January 1, 1970 (Vol. , No. )

John Starsiak Jr.

Virtually all of the problems of the U.S. Patent system, including the high cost of obtaining a patent can be attributed to examiners issuing improper bogus rejections. While I know this is tue from my experience as a patent examiner, I performed a survey {using the PTO’s Patent Application Information Retrieval (PAIR) system} of the 50 most recently issued patents classified in Class 435, Chemistry: Molecular Biology and Microbiology. In 76% of these patents, the examiner indicated in the first Office action that there was no allowable subject matter, i.e. none of the claims are patentable. Are the abilities of patent attorneys so low that over 75% of patent applications as filed do not contain at least one allowable claim? Or are the examiners writing bogus rejections? The answer is the latter. Currerntly a culture of rejection controls the operation of the PTO.

What are some of the manifestations of the culture of rejection. One, is that most supervisors demand the new examiners (assistant examiners) reject all claims in their first Office action even if there is no prior art to support a rejection. One of the results of this policy is that new examiners spend many hours of unpaid overtime attepting to find art to support the rejections demanded of their supervisors. This is the real reason for the high turnover of new examiners. A second manifestation of the culture of rejection is that even when examiners become primary examiners, who are independent in making patentabiliy decisions, they continue to make improper rejections. I attribute this practice to two possible reasons. Some primary examiners, having written improper rejections for years, actually believe their bogus rejections are valid. More cynical primary examiners, having realized that even the most outrageous rejections will be tolerated by the PTO, also realize that a bogus rejection requires less time than proper examination.

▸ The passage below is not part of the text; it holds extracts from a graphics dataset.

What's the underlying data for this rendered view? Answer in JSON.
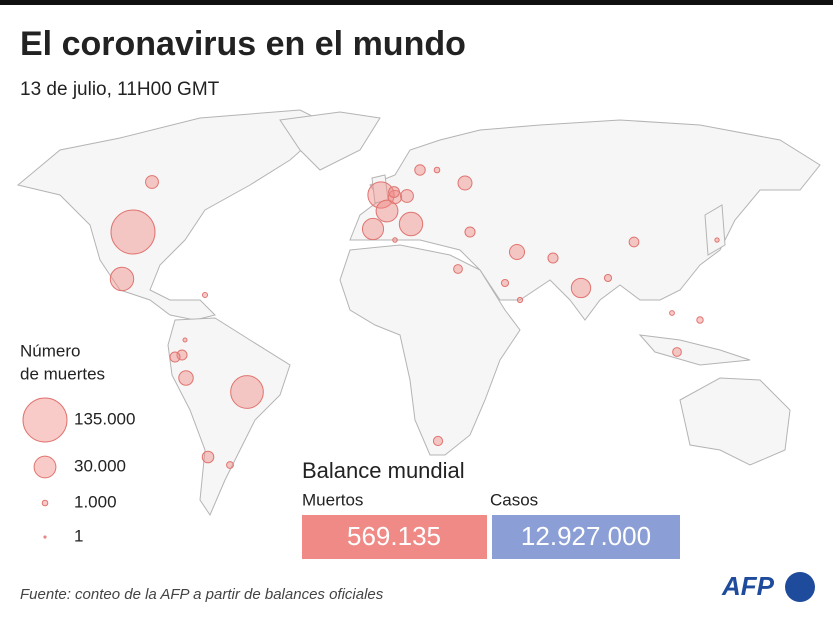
{
  "header": {
    "title": "El coronavirus en el mundo",
    "subtitle": "13 de julio, 11H00 GMT"
  },
  "legend": {
    "title_line1": "Número",
    "title_line2": "de muertes",
    "items": [
      {
        "value": 135000,
        "label": "135.000"
      },
      {
        "value": 30000,
        "label": "30.000"
      },
      {
        "value": 1000,
        "label": "1.000"
      },
      {
        "value": 1,
        "label": "1"
      }
    ]
  },
  "map_bubbles": [
    135000,
    35000,
    72000,
    45000,
    35000,
    30000,
    28000,
    23000,
    12000,
    13000,
    11000,
    7000,
    9000,
    9800,
    9000,
    5000,
    4000,
    5000,
    5500,
    6000,
    5000,
    3500,
    5000,
    2000,
    2000,
    4600,
    3500,
    1500,
    1800,
    1000,
    800,
    500,
    300,
    700,
    400,
    600
  ],
  "balance": {
    "title": "Balance mundial",
    "deaths_label": "Muertos",
    "deaths": "569.135",
    "cases_label": "Casos",
    "cases": "12.927.000"
  },
  "footer": {
    "source": "Fuente: conteo de la AFP a partir de balances oficiales",
    "logo": "AFP"
  }
}
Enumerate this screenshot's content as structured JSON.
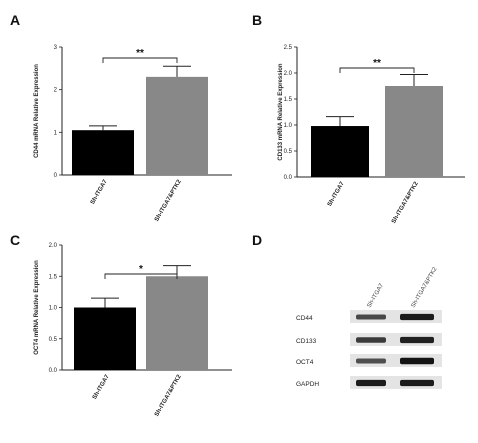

Why have patent attorneys been mute concerning this problem? To answer this question, one must look at the princple by which the PTO claims to operate. This principle is called compact prosecution. The examiner before preparing the Office action should perform a rigorous search of the prior art and when preparing the first Office action should address all the claims concerning patentability, i.e. the first Office actionis complete. The assumption is that most attorneys will in their response to the first Office action either abandon the application or amend the claims to place the application in condition for allowance. In other words, final rejections, going o the Board of Appeals, and particularly filing continuing applications should be rare. However, if 80% of applications, for example, were either abandoned or allowed after the patent attorney filed his/her response, the revenuse of patent law firms would drop precipitously

What can applicant do immediately to counteract the current situation? Applicants must become more involved in the prosecution of their applications, e.g. reading the Office acions including the references. It does require extensive legal training to identify a rejection that is without merit. Two practical guidelines follow: 1. Never amend the claims if the rejection is improper. This will only allow the examiner to issue another non-final rejection. 2. The only appropriate response to a impropwer final rejection is go to the Board of Appeals. After final arguments/proposed amendments and filing continuing applications are a waste of money.